Discussion on the future of library catalogs is common today. In these conversations, I often hear an argument something like this: “Catalogs and search engines have different goals; are trying to accomplish different things. Therefore we shouldn’t be making direct comparisons between them. By extension, we shouldn’t be comparing their functionality and features either.” This is of course an oversimplification of what’s generally said, but the spirit is there.
I’m concerned about this line of thinking. The original posit makes sense on the surface, in the sense that there is a history of analyzing and documenting the goals of the catalog (Panizzi, etc.), and that the business goal of search engines is to make money by selling advertising. But I think this approach both sells search engines short and doesn’t go far enough thinking about catalogs. From the search engine point of view, the business argument is true, of course, but overly simplistic. We can extend the definition of the goal of search engines to say that they strive to make money by selling advertising in a system that connects people to information they seek. Google wasn’t a business at first, it started as a research project by CS students to better index information. That’s a pretty simple and laudable goal – to help people find things. The catalog is the same.
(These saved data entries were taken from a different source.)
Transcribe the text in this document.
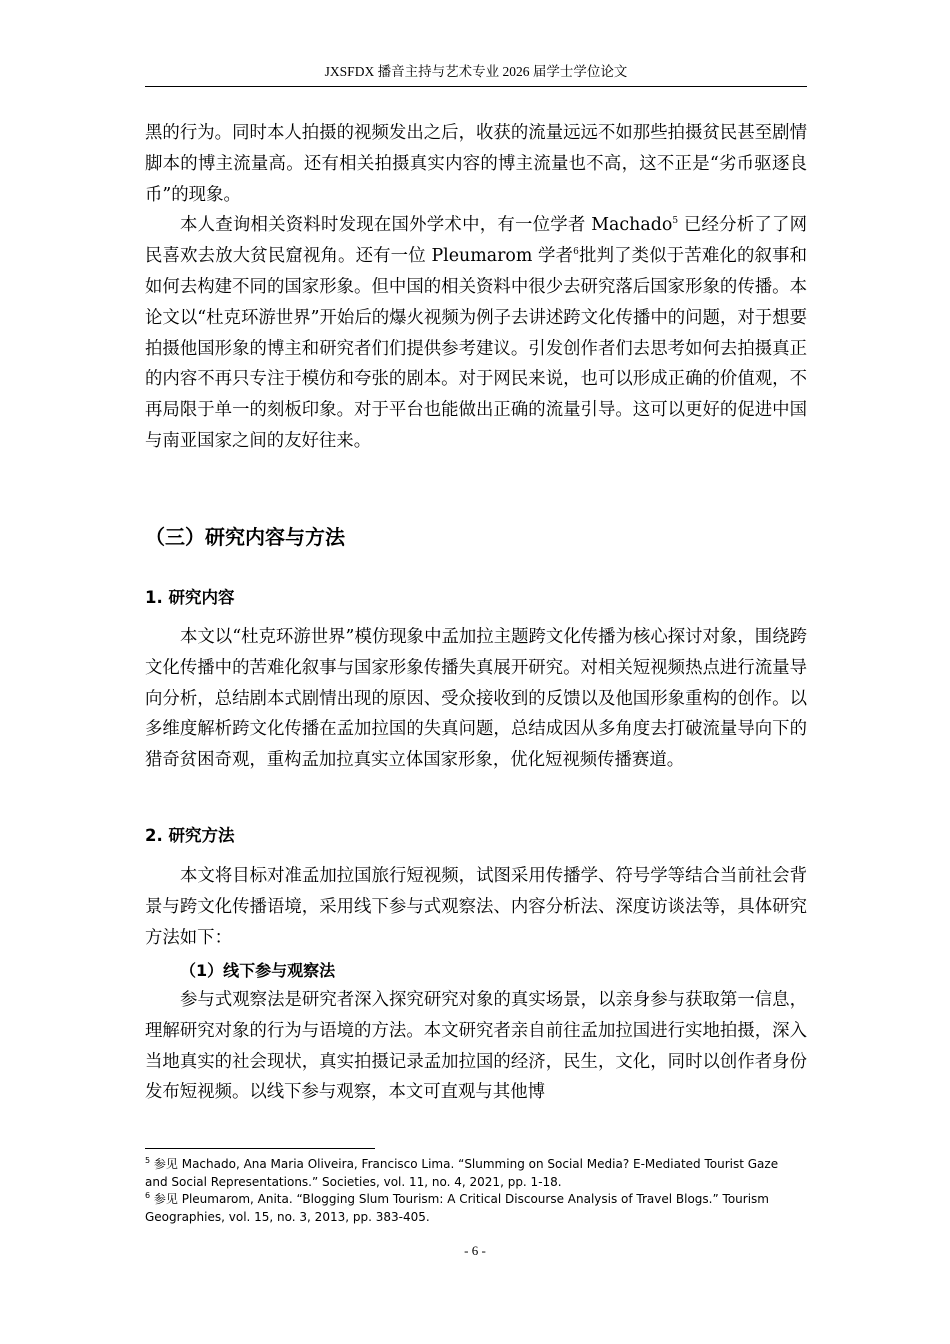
JXSFDX 播音主持与艺术专业 2026 届学士学位论文

黑的行为。同时本人拍摄的视频发出之后，收获的流量远远不如那些拍摄贫民甚至剧情脚本的博主流量高。还有相关拍摄真实内容的博主流量也不高，这不正是“劣币驱逐良币”的现象。

本人查询相关资料时发现在国外学术中，有一位学者 Machado$^5$ 已经分析了了网民喜欢去放大贫民窟视角。还有一位 Pleumarom 学者$^6$批判了类似于苦难化的叙事和如何去构建不同的国家形象。但中国的相关资料中很少去研究落后国家形象的传播。本论文以“杜克环游世界”开始后的爆火视频为例子去讲述跨文化传播中的问题，对于想要拍摄他国形象的博主和研究者们们提供参考建议。引发创作者们去思考如何去拍摄真正的内容不再只专注于模仿和夸张的剧本。对于网民来说，也可以形成正确的价值观，不再局限于单一的刻板印象。对于平台也能做出正确的流量引导。这可以更好的促进中国与南亚国家之间的友好往来。

（三）研究内容与方法
1. 研究内容

本文以“杜克环游世界”模仿现象中孟加拉主题跨文化传播为核心探讨对象，围绕跨文化传播中的苦难化叙事与国家形象传播失真展开研究。对相关短视频热点进行流量导向分析，总结剧本式剧情出现的原因、受众接收到的反馈以及他国形象重构的创作。以多维度解析跨文化传播在孟加拉国的失真问题，总结成因从多角度去打破流量导向下的猎奇贫困奇观，重构孟加拉真实立体国家形象，优化短视频传播赛道。

2. 研究方法

本文将目标对准孟加拉国旅行短视频，试图采用传播学、符号学等结合当前社会背景与跨文化传播语境，采用线下参与式观察法、内容分析法、深度访谈法等，具体研究方法如下：

（1）线下参与观察法

参与式观察法是研究者深入探究研究对象的真实场景，以亲身参与获取第一信息，理解研究对象的行为与语境的方法。本文研究者亲自前往孟加拉国进行实地拍摄，深入当地真实的社会现状，真实拍摄记录孟加拉国的经济，民生，文化，同时以创作者身份发布短视频。以线下参与观察，本文可直观与其他博

$^5$ 参见 Machado, Ana Maria Oliveira, Francisco Lima. “Slumming on Social Media? E-Mediated Tourist Gaze and Social Representations.” Societies, vol. 11, no. 4, 2021, pp. 1-18.

$^6$ 参见 Pleumarom, Anita. “Blogging Slum Tourism: A Critical Discourse Analysis of Travel Blogs.” Tourism Geographies, vol. 15, no. 3, 2013, pp. 383-405.

- 6 -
With all the talk about the goal of the catalog being collocation (and all the other related goals well-documented in the literature), it’s easy to forget that those goals exist (wait for it…) to connect people, today and in the future, with information they seek. So in this very basic sense, catalogs and search engines are trying to accomplish the same thing. The methods are often different, but I don’t think we’re serving ourselves well if we just write the success of search engines and the current struggles of library catalogs off because of those differences.
Early search engines had one big difference from library catalogs: the materials they index. But this is no longer true to any significant degree. I’m no fan of cataloging web sites in MARC to make them searchable in our catalogs, and I see this as largely out of favor now, but this was only the first step towards blurring the line between the content indexed by search engines and that in our catalog. Google Book Search, for example, provides access to many of the same materials that are in our catalogs. The methods of searching are very different, with full-text indexing being a strong component of GBS and bibliographic information the strongest component of our catalogs, but again, the goal is the same – getting people to books relevant to their information need. The argument separating catalogs from search engines by format of materials indexed is waning, but I still hear it from time to time. The conventional argument that a catalog provides access to things a library owns is also waning, for obvious reasons.
So what’s left to distinguish the goals our catalogs from search engines, giving us a convenient excuse for why our catalogs perform so poorly? Not much of substance, I think. To me, the different is all in style instead. Let’s certainly keep those goals of the catalog in mind, but let’s not assume that the methods we’ve used to achieve those goals in the past are the only methods that can be effective. If the goals of search engines and catalogs aren’t all that different in the end, maybe we can mix and match some methods too. We’ll never know until we try.